Map types: Reference Maps vs. Thematic
* Reference maps are for multiple purposes and typically have many data layers
* Thematic maps have only one or a few uses and typically have many data layers
* List and/or point out examples of each.
* Intuitive symbols are symbols that can be interpreted without any prior special knowledge or instruction. Hillshade or graduated color intensity are usually intuitive.
* Conventional symbols are those that are commonly used and easily understood but require prior knowledge or experience. Blue water, green forest land, and black or red roads are all map conventions.
* Legends help map readers interpret map symbology that is neither intuitive or conventional. A cluttered legend interferes with the user's efforts to use the map.
Criteria for map critiques
Below are some questions that might be helpful in critiquing maps that you, your colleagues and professionals make. You don't need to cover all of these in every critique, but cover the most relevant questions. Additional questions may be appropriate for specific maps. In every critique find both strengths and weaknesses and decide how the map might be improved.
* At what distance is the map meant to be read? One or many?
* Is the medium appropriate to the use? For instance, should the map be larger/smaller? Electronic rather than on paper? Interactive?
* Can you readily understand the overall purpose of the map and how it is to be read?
* What is its intended use? Does it have one?
* Stand back from the map. Does your eye fall on important elements or an oversized or overly bright unimportant element?
* Are all necessary elements included? Are all unnecessary elements excluded? Are these choices appropriate?
* Did the mapmaker have any inappropriate assumptions or did they have something to hide?

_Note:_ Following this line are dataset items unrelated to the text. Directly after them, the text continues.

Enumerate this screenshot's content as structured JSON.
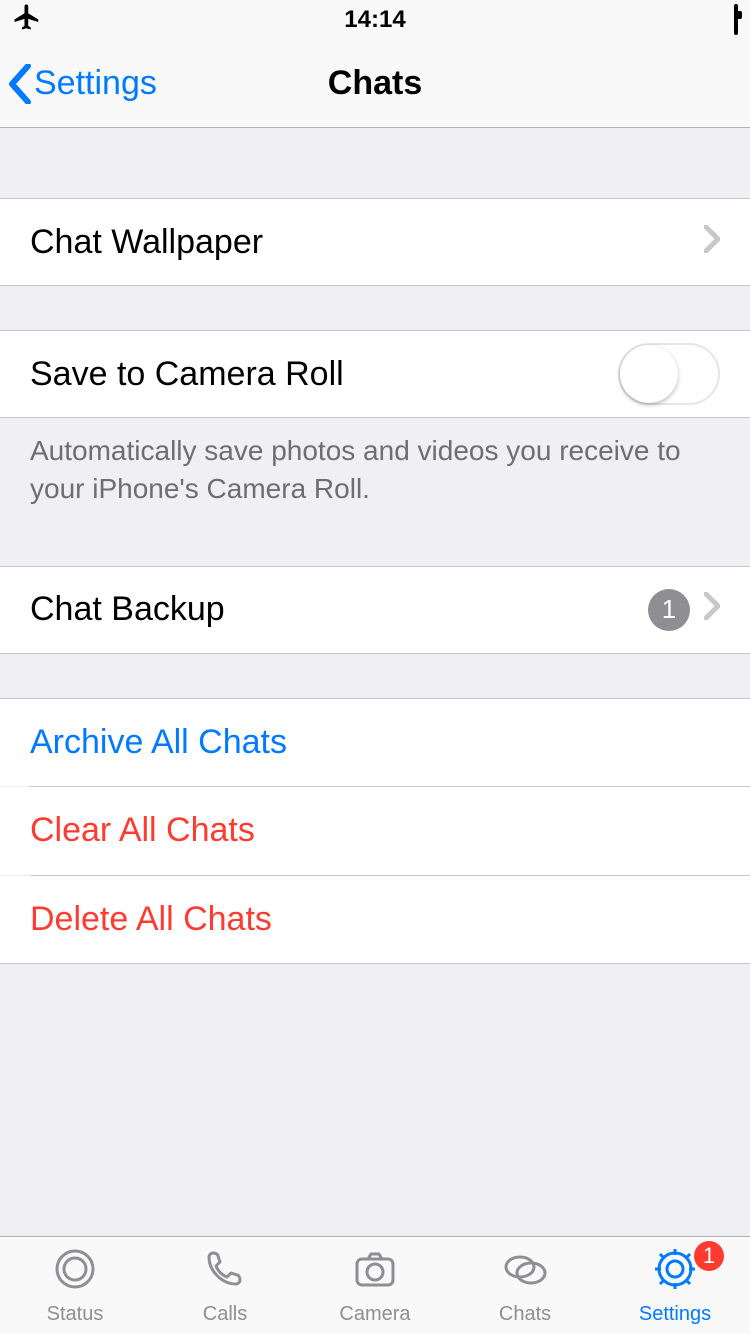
{
  "statusBar": {
    "time": "14:14"
  },
  "nav": {
    "back": "Settings",
    "title": "Chats"
  },
  "rows": {
    "wallpaper": "Chat Wallpaper",
    "saveCameraRoll": "Save to Camera Roll",
    "saveCameraRollNote": "Automatically save photos and videos you receive to your iPhone's Camera Roll.",
    "chatBackup": "Chat Backup",
    "chatBackupBadge": "1",
    "archiveAll": "Archive All Chats",
    "clearAll": "Clear All Chats",
    "deleteAll": "Delete All Chats"
  },
  "tabs": {
    "status": "Status",
    "calls": "Calls",
    "camera": "Camera",
    "chats": "Chats",
    "settings": "Settings",
    "settingsBadge": "1"
  }
}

* What kinds of compromises did the mapmaker have to make due to data, medium, printing, or other constraints?
* Do the colors clash or clutter?
* Are there too many (most common) or too few colors?

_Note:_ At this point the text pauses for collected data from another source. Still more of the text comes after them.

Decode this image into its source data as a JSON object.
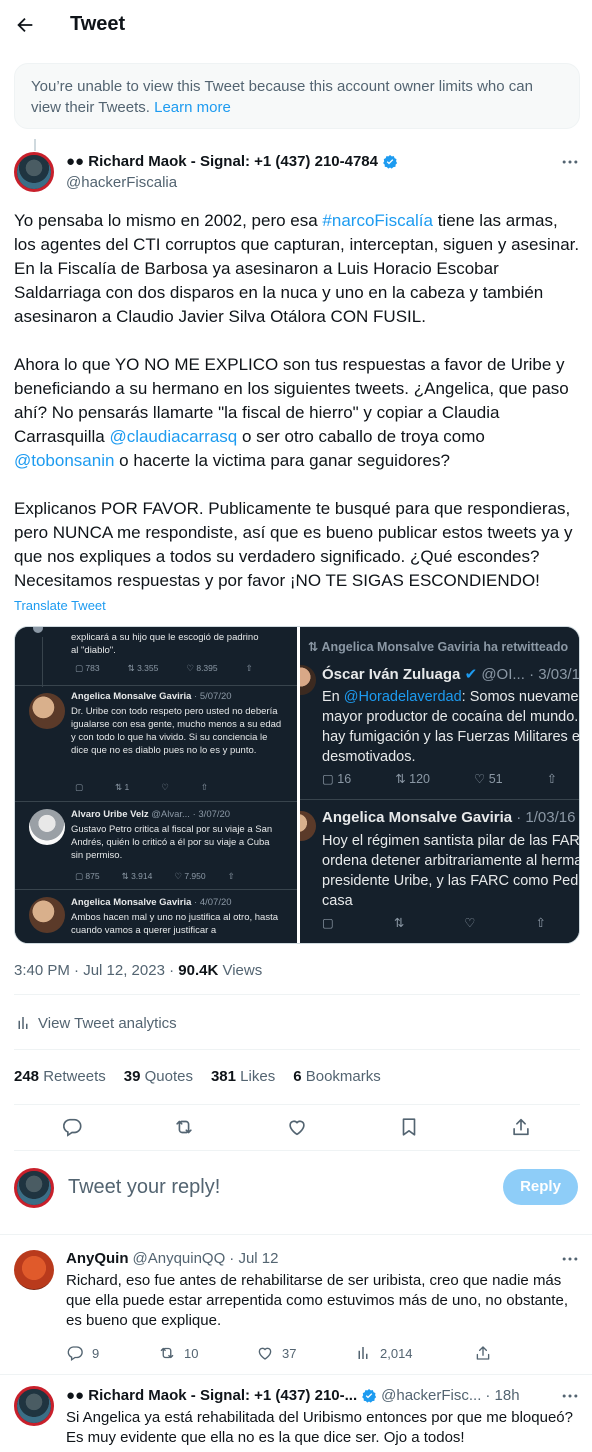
{
  "header": {
    "title": "Tweet"
  },
  "notice": {
    "text": "You’re unable to view this Tweet because this account owner limits who can view their Tweets.",
    "link": "Learn more"
  },
  "tweet": {
    "display_name": "●● Richard Maok - Signal: +1 (437) 210-4784",
    "handle": "@hackerFiscalia",
    "paragraph1_a": "Yo pensaba lo mismo en 2002, pero esa ",
    "paragraph1_hashtag": "#narcoFiscalía",
    "paragraph1_b": " tiene las armas, los agentes del CTI corruptos que capturan, interceptan, siguen y asesinar. En la Fiscalía de Barbosa ya asesinaron a Luis Horacio Escobar Saldarriaga con dos disparos en la nuca y uno en la cabeza y también asesinaron a Claudio Javier Silva Otálora CON FUSIL.",
    "paragraph2_a": "Ahora lo que YO NO ME EXPLICO son tus respuestas a favor de Uribe y beneficiando a su hermano en los siguientes tweets. ¿Angelica, que paso ahí? No pensarás llamarte \"la fiscal de hierro\" y copiar a Claudia Carrasquilla ",
    "paragraph2_mention1": "@claudiacarrasq",
    "paragraph2_b": " o ser otro caballo de troya como ",
    "paragraph2_mention2": "@tobonsanin",
    "paragraph2_c": " o hacerte la victima para ganar seguidores?",
    "paragraph3": "Explicanos POR FAVOR. Publicamente te busqué para que respondieras, pero NUNCA me respondiste, así que es bueno publicar estos tweets ya y que nos expliques a todos su verdadero significado. ¿Qué escondes? Necesitamos respuestas y por favor ¡NO TE SIGAS ESCONDIENDO!",
    "translate": "Translate Tweet",
    "time": "3:40 PM · Jul 12, 2023 · ",
    "views_count": "90.4K",
    "views_label": " Views",
    "analytics": "View Tweet analytics",
    "retweets_count": "248",
    "retweets_label": "Retweets",
    "quotes_count": "39",
    "quotes_label": "Quotes",
    "likes_count": "381",
    "likes_label": "Likes",
    "bookmarks_count": "6",
    "bookmarks_label": "Bookmarks"
  },
  "media": {
    "left": {
      "top_text": "explicará a su hijo que le escogió de padrino al \"diablo\".",
      "top_stats": [
        "783",
        "3.355",
        "8.395"
      ],
      "t1_name": "Angelica Monsalve Gaviria",
      "t1_date": "· 5/07/20",
      "t1_text": "Dr. Uribe con todo respeto pero usted no debería igualarse con esa gente, mucho menos a su edad y con todo lo que ha vivido. Si su conciencia le dice que no es diablo pues no lo es y punto.",
      "t1_stats": [
        "",
        "1",
        ""
      ],
      "t2_name": "Alvaro Uribe Velz",
      "t2_handle": "@Alvar...",
      "t2_date": "· 3/07/20",
      "t2_text": "Gustavo Petro critica al fiscal por su viaje a San Andrés, quién lo criticó a él por su viaje a Cuba sin permiso.",
      "t2_stats": [
        "875",
        "3.914",
        "7.950"
      ],
      "t3_name": "Angelica Monsalve Gaviria",
      "t3_date": "· 4/07/20",
      "t3_text": "Ambos hacen mal y uno no justifica al otro, hasta cuando vamos a querer justificar a"
    },
    "right": {
      "rt_label": "Angelica Monsalve Gaviria ha retwitteado",
      "r1_name": "Óscar Iván Zuluaga",
      "r1_handle": "@OI...",
      "r1_date": "· 3/03/16",
      "r1_mention": "@Horadelaverdad",
      "r1_text_a": "En ",
      "r1_text_b": ": Somos nuevamente el mayor productor de cocaína del mundo. No hay fumigación y las Fuerzas Militares están desmotivados.",
      "r1_stats": [
        "16",
        "120",
        "51"
      ],
      "r2_name": "Angelica Monsalve Gaviria",
      "r2_date": "· 1/03/16",
      "r2_text": "Hoy el régimen santista pilar de las FARC ordena detener arbitrariamente al hermano del presidente Uribe, y las FARC como Pedro en casa"
    }
  },
  "reply": {
    "placeholder": "Tweet your reply!",
    "button": "Reply"
  },
  "comments": [
    {
      "name": "AnyQuin",
      "handle": "@AnyquinQQ",
      "date": "· Jul 12",
      "text": "Richard, eso fue antes de rehabilitarse de ser uribista, creo que nadie más que ella puede estar arrepentida como estuvimos más de uno, no obstante, es bueno que explique.",
      "replies": "9",
      "retweets": "10",
      "likes": "37",
      "views": "2,014"
    },
    {
      "name": "●● Richard Maok - Signal: +1 (437) 210-...",
      "handle": "@hackerFisc...",
      "date": "· 18h",
      "text": "Si Angelica ya está rehabilitada del Uribismo entonces por que me bloqueó? Es muy evidente que ella no es la que dice ser. Ojo a todos!"
    }
  ],
  "colors": {
    "accent": "#1d9bf0",
    "text": "#0f1419",
    "muted": "#536471",
    "reply_button": "#8ecdf8",
    "dark_card": "#15202b"
  }
}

* Do they add emphasis in appropriate places/ways?
* Do they cause vibrating or rising/receding effects? If so, is that appropriate?
* Do the colors help or hinder the reader in interpreting the map?
* Are any colors too close or too different in hue, value and saturation?
* Are the colors meant to be intuitive or conventional?
* Is the symbology appropriate to the use of the map?
* What was the main motivation in choosing the symbols?
* Do the classifications or color values make sense for different feature types?
* Does the map make appropriate use of conventional or intuitive symbology?
* Are the data appropriate to the use and/or intended message of the map?
* Is the scale of the map appropriate to its intended use?
* Does the data in the map match the scale? In other words, do the features have too little detail
(they look blocky) or too much (their boundaries are too convoluted)?
* Does the layout have too many fonts? Fewer fonts and font styles make for cleaner layouts.
* Is the choice of font appropriate to the map's use and to the feel of the layout?
* Are the labels, titles, legend labels, etc. in an appropriate size, location, and/or color?
* Are all necessary textual elements in the layout?
* Are there any unnecessary elements?
* Are the elements in the layout distributed in a balanced or appropriate way?
* Are the sizes of the elements appropriate and balanced?
* Does the layout have enough or too much negative space?
* Does the mapmaker credit appropriate sources?
* Do you have all the information you will need to interpret the map appropriately?